Anthony Douglas-Kerr enlisted at Belfast into the Royal Armoured Corps. He was embodied in the Territorial Army and posted to the North Irish Horse on the 27th October 1939.
Over the course of the next six months, Corporal Douglas-Kerr received three promotions in quick succession. These were from Private to Paid Acting Lance Corporal, to Paid Acting Cpl and finally to War Substantive Corporal.
Cpl Douglas-Kerr served in the 1939-40 campaign in France and Flanders. This would have been on attachment to another regiment as the North Irish Horse were not involved in this campaign.

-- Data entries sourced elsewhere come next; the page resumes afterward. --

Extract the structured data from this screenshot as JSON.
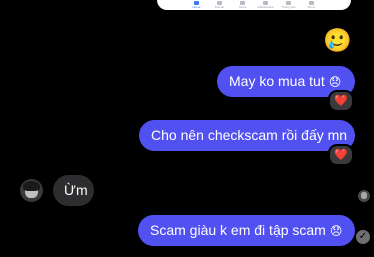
{
  "shared_image": {
    "tabs": [
      {
        "label": "Home",
        "icon": "home-icon",
        "active": true
      },
      {
        "label": "Bundle",
        "icon": "bundle-icon",
        "active": false
      },
      {
        "label": "News",
        "icon": "news-icon",
        "active": false
      },
      {
        "label": "Marketplace",
        "icon": "marketplace-icon",
        "active": false
      },
      {
        "label": "Thông báo",
        "icon": "bell-icon",
        "active": false
      },
      {
        "label": "Menu",
        "icon": "menu-icon",
        "active": false
      }
    ]
  },
  "messages": [
    {
      "id": "m1",
      "direction": "out",
      "emoji": "🥲"
    },
    {
      "id": "m2",
      "direction": "out",
      "text": "May ko mua tut",
      "suffix": "😞",
      "reaction": "❤️"
    },
    {
      "id": "m3",
      "direction": "out",
      "text": "Cho nên checkscam rồi đấy mn",
      "reaction": "❤️"
    },
    {
      "id": "m4",
      "direction": "in",
      "text": "Ừm"
    },
    {
      "id": "m5",
      "direction": "out",
      "text": "Scam giàu k em đi tập scam",
      "suffix": "😞"
    }
  ],
  "receipts": {
    "sent_check": "✓"
  },
  "colors": {
    "background": "#000000",
    "outgoing_bubble": "#5150f1",
    "incoming_bubble": "#2d2d30",
    "reaction_badge": "#3a3a3c",
    "heart": "#ff2f48"
  }
}
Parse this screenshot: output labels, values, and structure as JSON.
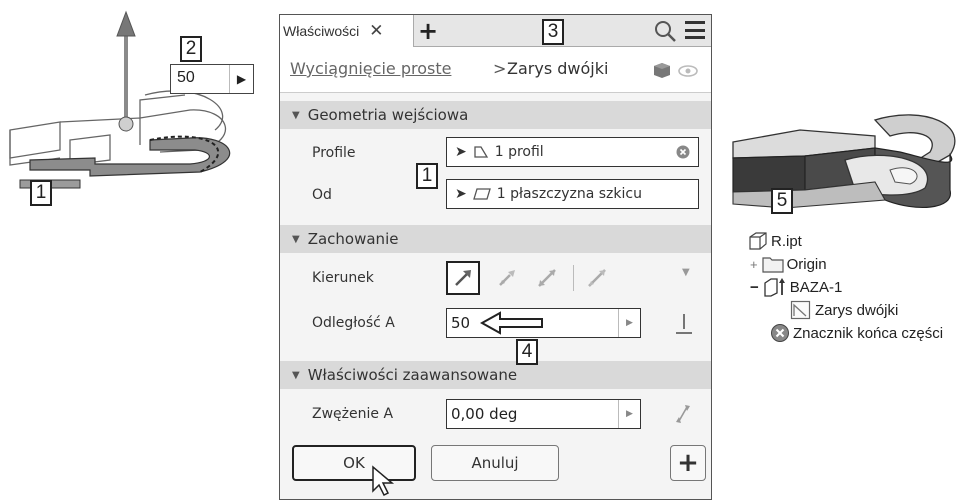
{
  "callouts": {
    "c1_left": "1",
    "c2": "2",
    "c3": "3",
    "c1_dialog": "1",
    "c4": "4",
    "c5": "5"
  },
  "mini_input": {
    "value": "50"
  },
  "dialog": {
    "tab_label": "Właściwości",
    "breadcrumb": {
      "parent": "Wyciągnięcie proste",
      "separator": ">",
      "current": "Zarys dwójki"
    },
    "sections": {
      "input_geometry": {
        "title": "Geometria wejściowa",
        "profile_label": "Profile",
        "profile_value": "1 profil",
        "from_label": "Od",
        "from_value": "1 płaszczyzna szkicu"
      },
      "behavior": {
        "title": "Zachowanie",
        "direction_label": "Kierunek",
        "distance_label": "Odległość A",
        "distance_value": "50"
      },
      "advanced": {
        "title": "Właściwości zaawansowane",
        "taper_label": "Zwężenie A",
        "taper_value": "0,00 deg"
      }
    },
    "buttons": {
      "ok": "OK",
      "cancel": "Anuluj",
      "plus": "+"
    }
  },
  "tree": {
    "items": [
      {
        "label": "R.ipt",
        "icon": "part-file-icon"
      },
      {
        "label": "Origin",
        "icon": "folder-icon"
      },
      {
        "label": "BAZA-1",
        "icon": "extrude-feature-icon"
      },
      {
        "label": "Zarys dwójki",
        "icon": "sketch-icon"
      },
      {
        "label": "Znacznik końca części",
        "icon": "end-of-part-icon"
      }
    ]
  },
  "colors": {
    "dialog_bg": "#f4f4f4",
    "section_header": "#d9d9d9",
    "accent": "#222222"
  }
}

On the 31st August 1940, he was posted to No. 2 Commando. After successful completion of a parachute training course in 1940, he was taken on strength to 11 SAS Battalion on the 9th December 1940. Cpl Kerr would go on to complete No. 4 Advanced Parachute Training Course in early 1942. The course consisted of 3 jumps (2 aircraft and 1 night descent) and acted as a refresher course.
Cpl Douglas-Kerr reverted to the rank of Trooper at his own request on the 3rd August 1941. During this time the 11th S.A.S. Bn was converting to the 1st Parachute Battalion. Trooper Douglas-Kerr was serving in 5 Platoon, ‘S’ Company, under the command of Lieut R.C. Manning.
After reaching the rank of Lance Sergeant in October 1942, L/Sgt Douglas-Kerr took part in Operation Torch (North Africa) as part of Mortar Platoon. He was wounded in action on the 2nd December 1942. Once L/Sgt Douglas-Kerr had recovered from his injury, he was posted to 1st Battalion, The Parachute Regiment on the 2nd February 1943. Three months later on the 8th May 1943, he was appointed Paid Acting Sergeant.
Sergeant Douglas-Kerr was posted to Medium Machine Gun Platoon as a Section Commander and took part in Operation Husky (Sicily). During the operation, he was awarded the Military Medal for his actions on the 14th July. His citation in the London Gazette(23rd December 1943) read as follows.
"On the Ponte Primosole in the River Simeto on 14th July 1943, Sergeant Douglas-Kerr was in command of a detachment of medium machine guns. In order to command a good field of fire, the guns had to be mounted in exposed positions. Sergeant Douglas-Kerr personally maintained his guns with ammunition and water. During this time he was constantly under heavy Mortar and intense Light Machine Gun and rifle fire. During the action, on several occasions, Sergeant Douglas-Kerr brought in wounded under fire.When his Vickers gun ammunition had been expended this N.C.O. collected a heavy enemy machine gun, the crew of which he had killed and used it against the enemy and inflicting heavy casualties. Sergeant Douglas-Kerr's gallantry and efficiency under the most difficult conditions were an inspiration to all ranks in the sector."
Following Op Husky, he took part in Op Slapstick (Italy) and whilst here he was appointed the rank of War Substantive Sergeant on the 4th November 1943. Having been the section commander of the Medium Machine Gun Platoon, he took over as the platoon sergeant on his return to the UK.
During 1944, he was posted to 148 Pre Officer Cadet Training Unit before being posted to Indian Officer Cadet Training Unit two months later.
On the 9th December 1944, Sgt Douglas-Kerr was discharged to a commission. This was an emergency commission to 2nd Lieutenant in the King's Own Royal Regiment.
Following his commission, 2/Lt Douglas-Kerr was posted to Force 136 for Special Employment. Force 136 was an SOE unit operating in South East Asia. The cap badge in the profile picture is that of Force 136. (It is a tiger baring it's teeth with the word "Malaya" on the title below) He was appointed Temporary Captain in August 1945 and returned to the UK from India in February 1946.
Capt Douglas-Kerr was released from Regular Army Service on 4th August 1946 and granted the honorary rank of Captain.